Mr. Giltburg’s comment attracted widespread attention—but it shouldn’t have. The only thing surprising was that the person who said it had just snagged first-place honors in one of the world’s most prestigious musical competitions. Such high-pressure events have long been regarded with suspicion by serious artists. Glenn Gould went so far as to claim that they leave their “eager, ill-advised supplicants forever stunted, victims of a spiritual lobotomy.”
Maybe. But one thing is for sure: They don’t work.
What would it mean for an artistic competition to “work”? Van Cliburn was catapulted to world-wide celebrity when he won Russia’s International Tchaikovsky Competition in 1958, and since then his victory has been cited as the quintessential example of how such events can make a crucial difference in the lives of gifted artists. But Mr. Cliburn retired from the concert stage two decades later, burned out at the unripe age of 43, and most observers put much of the blame for his disintegration on the unnatural effects of his having become an overnight superstar.
Even more to the point, Mr. Cliburn is the only classical musician to whom such a thing has happened. It’s been a half-century since any of the first-prize winners of the Queen Elisabeth Competition went on to have indisputably major solo careers. And Van Cliburn International Piano Competition in Fort Worth, Texas, launched in 1962 in honor of the Texas-born pianist, is notorious for picking gold medalists who fail to make it into the top tier of renown.
Why are music competitions so bad at singling out potentially major artists? Because the winners are chosen by juries. A jury is at bottom a committee—and a committee, as John le Carré famously said in “Tinker, Tailor, Soldier, Spy,” is “an animal with four back legs.” They exist to generate and perpetuate consensus views. They can’t make great art, and it’s all but impossible for them to agree on great artists. Such disagreement inevitably leads to compromise, which more often than not produces B-plus winners who please all of the jurors but thrill none of them.

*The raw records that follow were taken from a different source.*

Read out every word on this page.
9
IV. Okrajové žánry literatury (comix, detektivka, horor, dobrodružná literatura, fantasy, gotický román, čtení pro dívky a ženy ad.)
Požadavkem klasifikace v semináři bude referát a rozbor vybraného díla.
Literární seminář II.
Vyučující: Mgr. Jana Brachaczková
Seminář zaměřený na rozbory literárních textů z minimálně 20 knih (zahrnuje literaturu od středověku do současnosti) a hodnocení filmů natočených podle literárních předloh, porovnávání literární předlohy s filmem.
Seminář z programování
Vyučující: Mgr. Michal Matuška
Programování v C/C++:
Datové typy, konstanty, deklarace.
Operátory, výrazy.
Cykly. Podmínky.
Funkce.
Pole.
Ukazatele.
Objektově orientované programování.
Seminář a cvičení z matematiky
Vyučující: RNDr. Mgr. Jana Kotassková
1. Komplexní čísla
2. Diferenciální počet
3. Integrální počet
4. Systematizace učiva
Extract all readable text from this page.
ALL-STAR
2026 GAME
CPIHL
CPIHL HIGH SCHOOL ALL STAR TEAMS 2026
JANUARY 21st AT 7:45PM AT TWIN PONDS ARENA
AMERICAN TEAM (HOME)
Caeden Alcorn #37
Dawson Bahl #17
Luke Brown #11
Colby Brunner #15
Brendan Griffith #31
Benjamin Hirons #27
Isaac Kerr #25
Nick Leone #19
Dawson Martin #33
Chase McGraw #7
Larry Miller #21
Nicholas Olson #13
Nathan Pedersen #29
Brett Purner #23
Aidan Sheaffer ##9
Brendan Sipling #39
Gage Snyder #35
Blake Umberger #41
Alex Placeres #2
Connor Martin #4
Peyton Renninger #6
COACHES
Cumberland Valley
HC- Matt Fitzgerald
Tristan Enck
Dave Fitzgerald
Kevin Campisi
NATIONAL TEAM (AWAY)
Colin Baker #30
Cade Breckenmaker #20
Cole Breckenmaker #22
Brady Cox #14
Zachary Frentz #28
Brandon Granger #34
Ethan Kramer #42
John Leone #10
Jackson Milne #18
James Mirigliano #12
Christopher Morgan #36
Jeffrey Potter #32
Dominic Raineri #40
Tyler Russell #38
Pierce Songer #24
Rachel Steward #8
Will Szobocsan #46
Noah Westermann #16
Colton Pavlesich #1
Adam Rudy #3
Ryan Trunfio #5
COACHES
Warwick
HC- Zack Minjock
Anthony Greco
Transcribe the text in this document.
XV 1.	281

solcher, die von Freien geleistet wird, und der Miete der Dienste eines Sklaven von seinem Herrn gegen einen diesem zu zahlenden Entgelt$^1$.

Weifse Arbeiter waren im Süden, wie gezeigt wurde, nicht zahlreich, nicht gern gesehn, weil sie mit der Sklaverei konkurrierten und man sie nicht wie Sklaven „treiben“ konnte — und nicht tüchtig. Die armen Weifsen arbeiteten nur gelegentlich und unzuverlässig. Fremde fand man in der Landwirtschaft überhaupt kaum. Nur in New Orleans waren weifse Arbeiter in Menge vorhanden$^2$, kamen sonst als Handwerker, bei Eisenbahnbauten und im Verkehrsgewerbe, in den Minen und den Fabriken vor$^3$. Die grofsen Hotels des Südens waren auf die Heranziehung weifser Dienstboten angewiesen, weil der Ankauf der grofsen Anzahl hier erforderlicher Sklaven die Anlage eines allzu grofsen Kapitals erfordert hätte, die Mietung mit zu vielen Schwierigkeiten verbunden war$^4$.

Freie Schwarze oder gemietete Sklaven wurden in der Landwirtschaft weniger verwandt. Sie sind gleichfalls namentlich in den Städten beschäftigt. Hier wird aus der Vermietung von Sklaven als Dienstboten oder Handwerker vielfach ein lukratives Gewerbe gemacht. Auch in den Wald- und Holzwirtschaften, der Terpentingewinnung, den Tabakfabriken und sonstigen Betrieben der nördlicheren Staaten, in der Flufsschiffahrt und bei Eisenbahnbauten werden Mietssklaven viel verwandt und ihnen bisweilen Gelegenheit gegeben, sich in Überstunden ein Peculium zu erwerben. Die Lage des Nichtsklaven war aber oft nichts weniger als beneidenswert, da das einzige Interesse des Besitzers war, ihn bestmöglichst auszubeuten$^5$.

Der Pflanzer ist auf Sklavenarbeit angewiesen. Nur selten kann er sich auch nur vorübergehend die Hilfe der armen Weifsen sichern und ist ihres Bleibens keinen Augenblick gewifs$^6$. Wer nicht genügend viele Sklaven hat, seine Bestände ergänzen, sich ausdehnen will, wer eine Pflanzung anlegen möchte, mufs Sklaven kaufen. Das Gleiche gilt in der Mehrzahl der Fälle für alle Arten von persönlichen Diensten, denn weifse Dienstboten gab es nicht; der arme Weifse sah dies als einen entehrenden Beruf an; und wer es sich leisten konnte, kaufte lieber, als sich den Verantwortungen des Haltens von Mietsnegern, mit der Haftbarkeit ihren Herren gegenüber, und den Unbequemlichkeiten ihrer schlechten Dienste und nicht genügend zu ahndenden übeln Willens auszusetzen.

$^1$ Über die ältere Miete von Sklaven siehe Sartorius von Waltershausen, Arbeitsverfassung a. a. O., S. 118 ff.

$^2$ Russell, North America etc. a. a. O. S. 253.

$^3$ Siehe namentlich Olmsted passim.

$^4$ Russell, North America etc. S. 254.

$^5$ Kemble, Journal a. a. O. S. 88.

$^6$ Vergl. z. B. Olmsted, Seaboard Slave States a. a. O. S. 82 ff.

Mr. Giltburg’s complaint set me to thinking: Given their record of near-total failure to identify artists of promise, why does anyone still bother to hold music competitions at all? It seems clear that they’ve become irrelevant—especially now that the road to success for classical musicians is no longer as well defined as it was in 1958.
Back then, winning a competition was a fairly reliable way for an artist to make his presence known throughout the music world. Top-tier prize winners were promptly signed to exclusive recording contracts and booked by symphony orchestras for concerto dates. Sometimes they even made it onto television. (Mr. Cliburn, for instance, appeared on “The Ed Sullivan Show” and “The Tonight Show.”) None of that is true now. The major classical labels are all teetering on the edge of extinction, and the only way for a pianist to get big-media exposure in 2013 would be by murdering his manager. Sure, it’s possible for young musicians to find an audience through new media—but not in the old-fashioned all-at-once way exemplified by Mr. Cliburn’s dizzying rise to the top of the heap. Increasingly, savvy artists of all kinds are self-marketing themselves to micro-audiences by way of such Web-based technologies as iTunes, YouTube and podcasting.
So is there still a place for big-money competitions? Possibly—but only if their underlying basis is rethought. Imagine, for instance, a foundation that decided to start an “anticompetition” that turned the traditional rules of the game on their head. Here’s how it might work:
– The foundation puts up a million-dollar prize, then selects a famous artist to serve as the sole and only juror.
– The famous artist selects a less-than-famous artist under the age of 40 whose work he admires.
– The famous artist and the less-than-famous artist then split the million-dollar prize down the middle, with the results being announced on Twitter.
Needless to say, this anticompetition is a thought experiment, a deliberately unrealistic attempt to cast new light on an old problem by changing the terms of the discussion. It probably wouldn’t work, at least not in the sense of consistently producing winners who go on to world-class careers. But at least the results would be different—and when it comes to music competitions, different can hardly help but be better.